Photograph by gré – Kelly Segré taken with work light
Continuous lighting is a great way to start out with portrait photography. Continuous lighting has also been called “hot lights” over the years as most of this type of lighting generates a lot of heat. There are stories of models needing to have their make up redone several times on a shoot because it was just melting off of their face! Today there are “hot” lights that don’t get too hot, some are LED and do not generate any heat at all. You can get continuous lighting from most photography supply stores, the prices range from under $100.00 to kits that are over $1000.00! There are also halogen work lights available from home improvement stores for very affordable prices, you can sometimes find them on sale for under $20.00!
When working with hot lights, if they are actually generating heat, be sure to keep them a safe distance from your subject! Burns are never a good thing! Safety first!
The biggest benefit of working with continuous lighting is, what you see is what you get. You can move the light around and see where the shadows are going to fall and the exact lines of the shadows. Continuous lighting has also been called “constant” lighting, because the light is always on and does not vary in brightness. With strobes photographers often confuse the modeling light as a light to show you how the shadows will fall when the strobe actually fires. This is not true! The modeling light is there so you can focus on your subject, the way the shadows fall is all about how powerful you have the strobe set for…. but that is a post for another day.
Another benefit of hot lights are the price. They are very affordable and replacement bulbs are a fraction of the cost of replacement strobes! They are also very portable, you can pack them in a small box or bag and take them with you wherever you go. So if you happen to be shooting boudoir in a hotel room, they can fit into your luggage without a problem!
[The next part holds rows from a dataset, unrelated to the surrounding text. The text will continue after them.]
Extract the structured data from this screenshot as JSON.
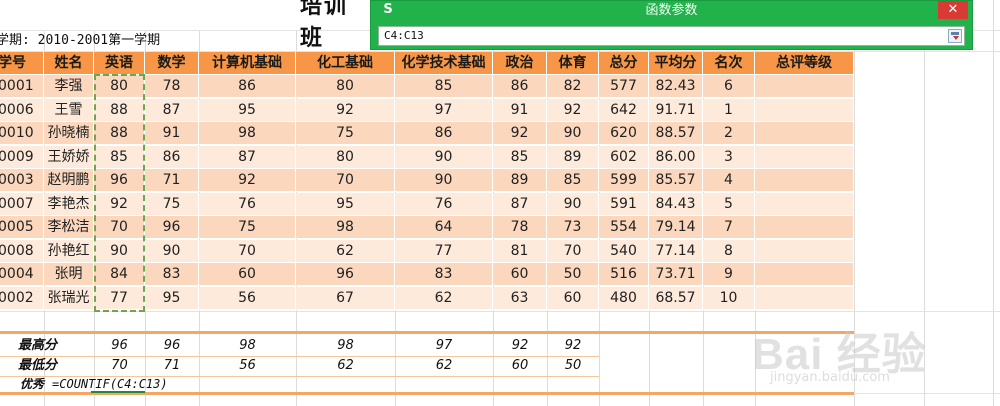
{
  "sheet": {
    "title": "培训班",
    "semester": "学期: 2010-2001第一学期",
    "headers": [
      "学号",
      "姓名",
      "英语",
      "数学",
      "计算机基础",
      "化工基础",
      "化学技术基础",
      "政治",
      "体育",
      "总分",
      "平均分",
      "名次",
      "总评等级"
    ],
    "rows": [
      [
        "0001",
        "李强",
        "80",
        "78",
        "86",
        "80",
        "85",
        "86",
        "82",
        "577",
        "82.43",
        "6",
        ""
      ],
      [
        "0006",
        "王雪",
        "88",
        "87",
        "95",
        "92",
        "97",
        "91",
        "92",
        "642",
        "91.71",
        "1",
        ""
      ],
      [
        "0010",
        "孙晓楠",
        "88",
        "91",
        "98",
        "75",
        "86",
        "92",
        "90",
        "620",
        "88.57",
        "2",
        ""
      ],
      [
        "0009",
        "王娇娇",
        "85",
        "86",
        "87",
        "80",
        "90",
        "85",
        "89",
        "602",
        "86.00",
        "3",
        ""
      ],
      [
        "0003",
        "赵明鹏",
        "96",
        "71",
        "92",
        "70",
        "90",
        "89",
        "85",
        "599",
        "85.57",
        "4",
        ""
      ],
      [
        "0007",
        "李艳杰",
        "92",
        "75",
        "76",
        "95",
        "76",
        "87",
        "90",
        "591",
        "84.43",
        "5",
        ""
      ],
      [
        "0005",
        "李松洁",
        "70",
        "96",
        "75",
        "98",
        "64",
        "78",
        "73",
        "554",
        "79.14",
        "7",
        ""
      ],
      [
        "0008",
        "孙艳红",
        "90",
        "90",
        "70",
        "62",
        "77",
        "81",
        "70",
        "540",
        "77.14",
        "8",
        ""
      ],
      [
        "0004",
        "张明",
        "84",
        "83",
        "60",
        "96",
        "83",
        "60",
        "50",
        "516",
        "73.71",
        "9",
        ""
      ],
      [
        "0002",
        "张瑞光",
        "77",
        "95",
        "56",
        "67",
        "62",
        "63",
        "60",
        "480",
        "68.57",
        "10",
        ""
      ]
    ],
    "stats": [
      {
        "label": "最高分",
        "values": [
          "96",
          "96",
          "98",
          "98",
          "97",
          "92",
          "92"
        ]
      },
      {
        "label": "最低分",
        "values": [
          "70",
          "71",
          "56",
          "62",
          "62",
          "60",
          "50"
        ]
      }
    ],
    "excellent_label": "优秀",
    "formula": "=COUNTIF(C4:C13)"
  },
  "dialog": {
    "title": "函数参数",
    "logo": "S",
    "close": "✕",
    "input_value": "C4:C13",
    "collapse_icon": "collapse-dialog-icon"
  },
  "watermark": {
    "brand": "Bai 经验",
    "url": "jingyan.baidu.com"
  },
  "colors": {
    "header": "#f79646",
    "row_dark": "#fbd7bd",
    "row_light": "#fdeadb",
    "dialog": "#21b24c",
    "selection": "#6aa84f"
  }
}
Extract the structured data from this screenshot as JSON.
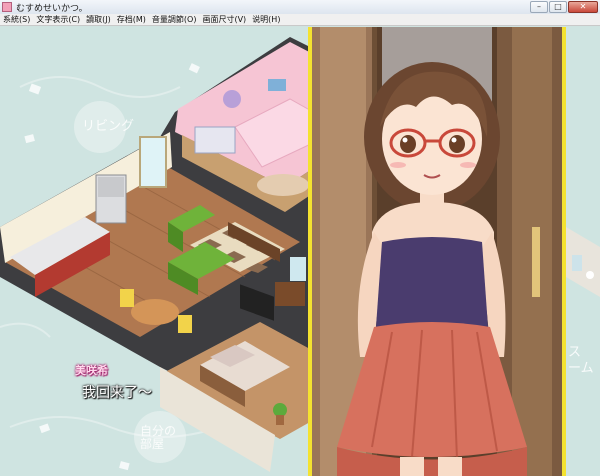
{
  "window": {
    "title": "むすめせいかつ。",
    "buttons": {
      "minimize": "–",
      "maximize": "□",
      "close": "✕"
    }
  },
  "menu": [
    {
      "label": "系統(S)"
    },
    {
      "label": "文字表示(C)"
    },
    {
      "label": "讀取(J)"
    },
    {
      "label": "存档(M)"
    },
    {
      "label": "音量調節(O)"
    },
    {
      "label": "画面尺寸(V)"
    },
    {
      "label": "说明(H)"
    }
  ],
  "rooms": {
    "living": "リビング",
    "own_room": "自分の\n部屋",
    "system_room": "ス\nーム"
  },
  "dialogue": {
    "speaker": "美咲希",
    "text": "我回来了～"
  },
  "colors": {
    "panel_border": "#f4e230",
    "floor": "#b07850",
    "wall": "#f7f1e2",
    "bedroom_wall": "#f4c6d6"
  }
}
Hot lights add drama! The contrast is amazing! If you have ever seen the work of old Hollywood glamour photographer George Hurrell then you can see what you can do with a powerful enough hot light! If you are working with black and white film all you have to worry about is your light meter reading, if you are shooting digitally then definitely be sure to check your white balance! With all of the different options out there the Kelvin temperature will be different depending on which lights you purchase.
Photographers have been using this type of lighting for decades. It is dependable, it is easy to get a light reading on it and they are affordable and easy to come by! This is a great way to expand your boudoir portfolio without spending a small fortune!